Картограф
Шрифт:
– Владей!
– гордо сказал Сила Силыч.
– Все тебе.
Филя молчал.
– Грязновато? Приберемся, за нами не заржавеет. Что, будешь обживаться? Сима, не мешай человеку, пойдем отсюда.
И они ушли, оставив Филю в одиночестве. Сначала он не желал ни к чему прикасаться, ярость душила его, а потом любопытство пересилило, и он подсел к столу. Сотни, тысячи карт лежали на нем! Одни были нарисованы на жалких обрывках, в спешке, кое-как, другие казались крадеными музейными экспонатами.
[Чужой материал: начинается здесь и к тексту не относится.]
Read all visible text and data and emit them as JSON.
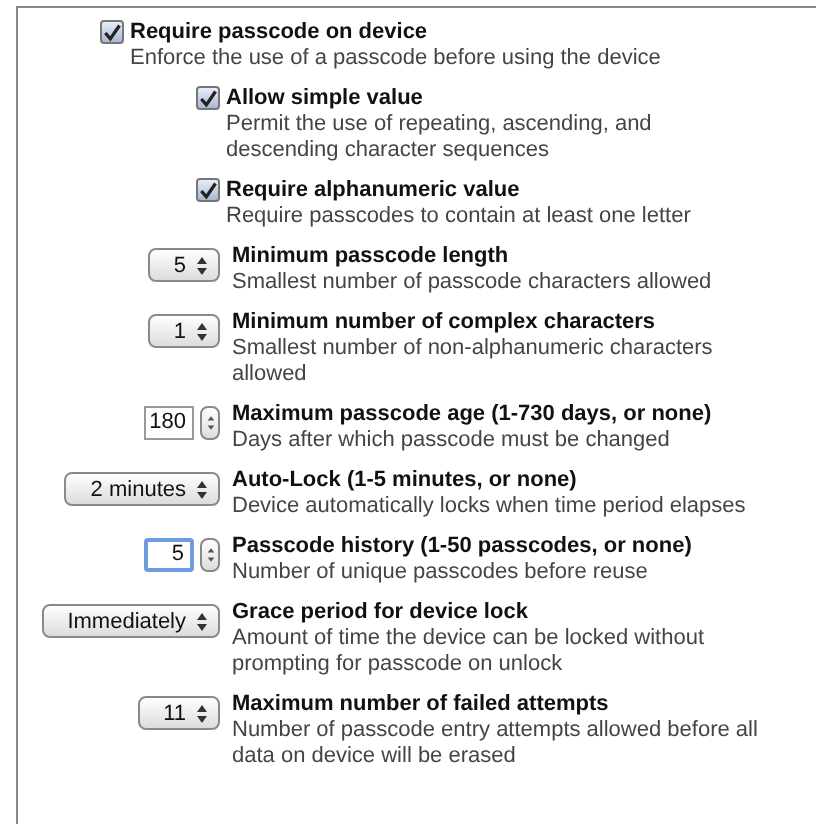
{
  "settings": [
    {
      "kind": "checkbox",
      "label": "Require passcode on device",
      "description": "Enforce the use of a passcode before using the device",
      "checked": true,
      "children": [
        {
          "label": "Allow simple value",
          "description": "Permit the use of repeating, ascending, and descending character sequences",
          "checked": true
        },
        {
          "label": "Require alphanumeric value",
          "description": "Require passcodes to contain at least one letter",
          "checked": true
        }
      ]
    },
    {
      "kind": "popup",
      "value": "5",
      "label": "Minimum passcode length",
      "description": "Smallest number of passcode characters allowed"
    },
    {
      "kind": "popup",
      "value": "1",
      "label": "Minimum number of complex characters",
      "description": "Smallest number of non-alphanumeric characters allowed"
    },
    {
      "kind": "stepper",
      "value": "180",
      "focused": false,
      "label": "Maximum passcode age (1-730 days, or none)",
      "description": "Days after which passcode must be changed"
    },
    {
      "kind": "popup",
      "value": "2 minutes",
      "label": "Auto-Lock (1-5 minutes, or none)",
      "description": "Device automatically locks when time period elapses"
    },
    {
      "kind": "stepper",
      "value": "5",
      "focused": true,
      "label": "Passcode history (1-50 passcodes, or none)",
      "description": "Number of unique passcodes before reuse"
    },
    {
      "kind": "popup",
      "value": "Immediately",
      "label": "Grace period for device lock",
      "description": "Amount of time the device can be locked without prompting for passcode on unlock"
    },
    {
      "kind": "popup",
      "value": "11",
      "label": "Maximum number of failed attempts",
      "description": "Number of passcode entry attempts allowed before all data on device will be erased"
    }
  ]
}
Тут были карты островов, неизвестных Филе стран, городов.
«Многих пожрал, - заметил Додон, подлетая к самому уху.
– И лодками не брезгует. Его гарпуном, а он ржет».
«Кто ржет?» - спросил Филя.
«Змей, - разъяснил Додон.
– Третий год терроризирует аборигенов. Чем только ни травили - стойкий. Один капитан, отпетая душа, решил его протаранить. Корабль в щепки, команда на дно, Змею закуска».
«А ты и радуешься?»
«Рано ты грубить мне начал. Я думал, обождешь денек-другой. А кто кричал «Додон, помоги»? Не ты ли?»
«Ну, я, - нехотя согласился Филя.
– Забылся, прошу пардону».
Он поднимал один за другим пергамены и рассматривал их в тусклом свете настольной лампы. Прежний картограф был истинный мастер. Он умел закруглить линию, тонко выписать мельчайшую деталь. Имелась у него и склонность к украшательству - почти на всех картах были изображены диковинные звери и птицы в причудливых, почти немыслимых позах. Павлин-акробат укладывал голову под крыло, мышь танцевала на скрещенных лапках, минотавр сидел в позе мыслителя, аспид, завязанный узлом, полз в нижний правый угол. На одном из листов Филя разглядел подпись - А.Н. Мясоедов. Фамилия показалась ему знакомой. Только где же он ее встречал? Впрочем, не важно.
Под ворохом карт обнаружился скальпель. Ладный, блестящий, он покатился к Филиной руке и уткнулся в палец. Кровь повисла на его кончике и исчезла. Филя отдернул руку и прижал ее к груди.
«Он питается кровью!»
«Верно, - заметил Додон.
– Изголодался. Ты его сразу много не пои, а то захлебнется».
«Не буду», - пообещал Филя и убрал скальпель в карман.
Снизу послышался шум. В дверях нарисовался Онисим. В руках у него вибрировал жестяной поднос, нагруженный чашками, сухарницей и самоваром-эгоистом.
– Извольте, - любезно сказал Онисим, ставя поднос на расчищенный край стола. Несколько карт с шелестом слетело на пол, их поволок сквозняк.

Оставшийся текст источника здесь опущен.